Aerodynamic and aeroacoustic design of electric ducted fans

This paper describes the aerodynamic and aeroacoustic design of an electric ducted fan (EDF). A prototype EDF was designed and built with three different rotor-stator sets to operate at design flow coefficients phi(d) = [0.60, 0.75, 0.90]. Computational Fluid Dynamics (CFD) simulations show that changing the design flow coefficient changes the proportions of endwall and blade profile loss, with the phi(d) = 0.75 design providing the optimum balance. CFD predictions of aerodynamic performance are compared with experimental measurements and show good agreement. Data collected from full annulus Unsteady Reynolds-Averaged Navier Stokes (URANS) CFD simulations is used to predict tonal noise radiation using a numerical solution to Farassat's Formulation 1A, and compare favourably to acoustic measurements in an anechoic chamber.

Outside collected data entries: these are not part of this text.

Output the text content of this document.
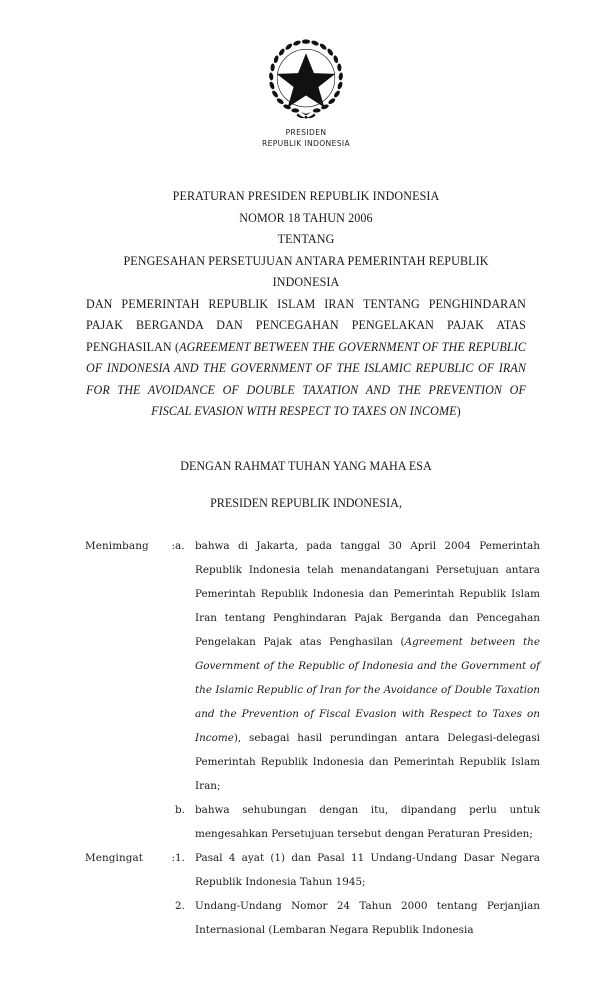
PRESIDEN
REPUBLIK INDONESIA
PERATURAN PRESIDEN REPUBLIK INDONESIA
NOMOR 18 TAHUN 2006
TENTANG
PENGESAHAN PERSETUJUAN ANTARA PEMERINTAH REPUBLIK
INDONESIA
DAN PEMERINTAH REPUBLIK ISLAM IRAN TENTANG PENGHINDARAN PAJAK BERGANDA DAN PENCEGAHAN PENGELAKAN PAJAK ATAS PENGHASILAN (AGREEMENT BETWEEN THE GOVERNMENT OF THE REPUBLIC OF INDONESIA AND THE GOVERNMENT OF THE ISLAMIC REPUBLIC OF IRAN FOR THE AVOIDANCE OF DOUBLE TAXATION AND THE PREVENTION OF FISCAL EVASION WITH RESPECT TO TAXES ON INCOME)
DENGAN RAHMAT TUHAN YANG MAHA ESA
PRESIDEN REPUBLIK INDONESIA,
Menimbang : a.	bahwa di Jakarta, pada tanggal 30 April 2004 Pemerintah Republik Indonesia telah menandatangani Persetujuan antara Pemerintah Republik Indonesia dan Pemerintah Republik Islam Iran tentang Penghindaran Pajak Berganda dan Pencegahan Pengelakan Pajak atas Penghasilan (Agreement between the Government of the Republic of Indonesia and the Government of the Islamic Republic of Iran for the Avoidance of Double Taxation and the Prevention of Fiscal Evasion with Respect to Taxes on Income), sebagai hasil perundingan antara Delegasi-delegasi Pemerintah Republik Indonesia dan Pemerintah Republik Islam Iran;
b. bahwa sehubungan dengan itu, dipandang perlu untuk mengesahkan Persetujuan tersebut dengan Peraturan Presiden;
Mengingat	: 1. Pasal 4 ayat (1) dan Pasal 11 Undang-Undang Dasar Negara Republik Indonesia Tahun 1945;
2. Undang-Undang Nomor 24 Tahun 2000 tentang Perjanjian Internasional (Lembaran Negara Republik Indonesia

All three EDF iterations show similar levels of broadband noise radiation, although tonal noise radiation decreases with increasing design flow coefficient and results in more favourable Sound Quality Metrics performance. Design flow coefficient is shown to have a first-order impact on both the aerodynamic and aeroacoustic behaviour of the EDF, and it is proposed that an optimal design, encompassing both aerodynamic performance and reduced acoustic impact, can be achieved at design flow coefficients between phi(d) = 0.75 and phi(d) = 0.90.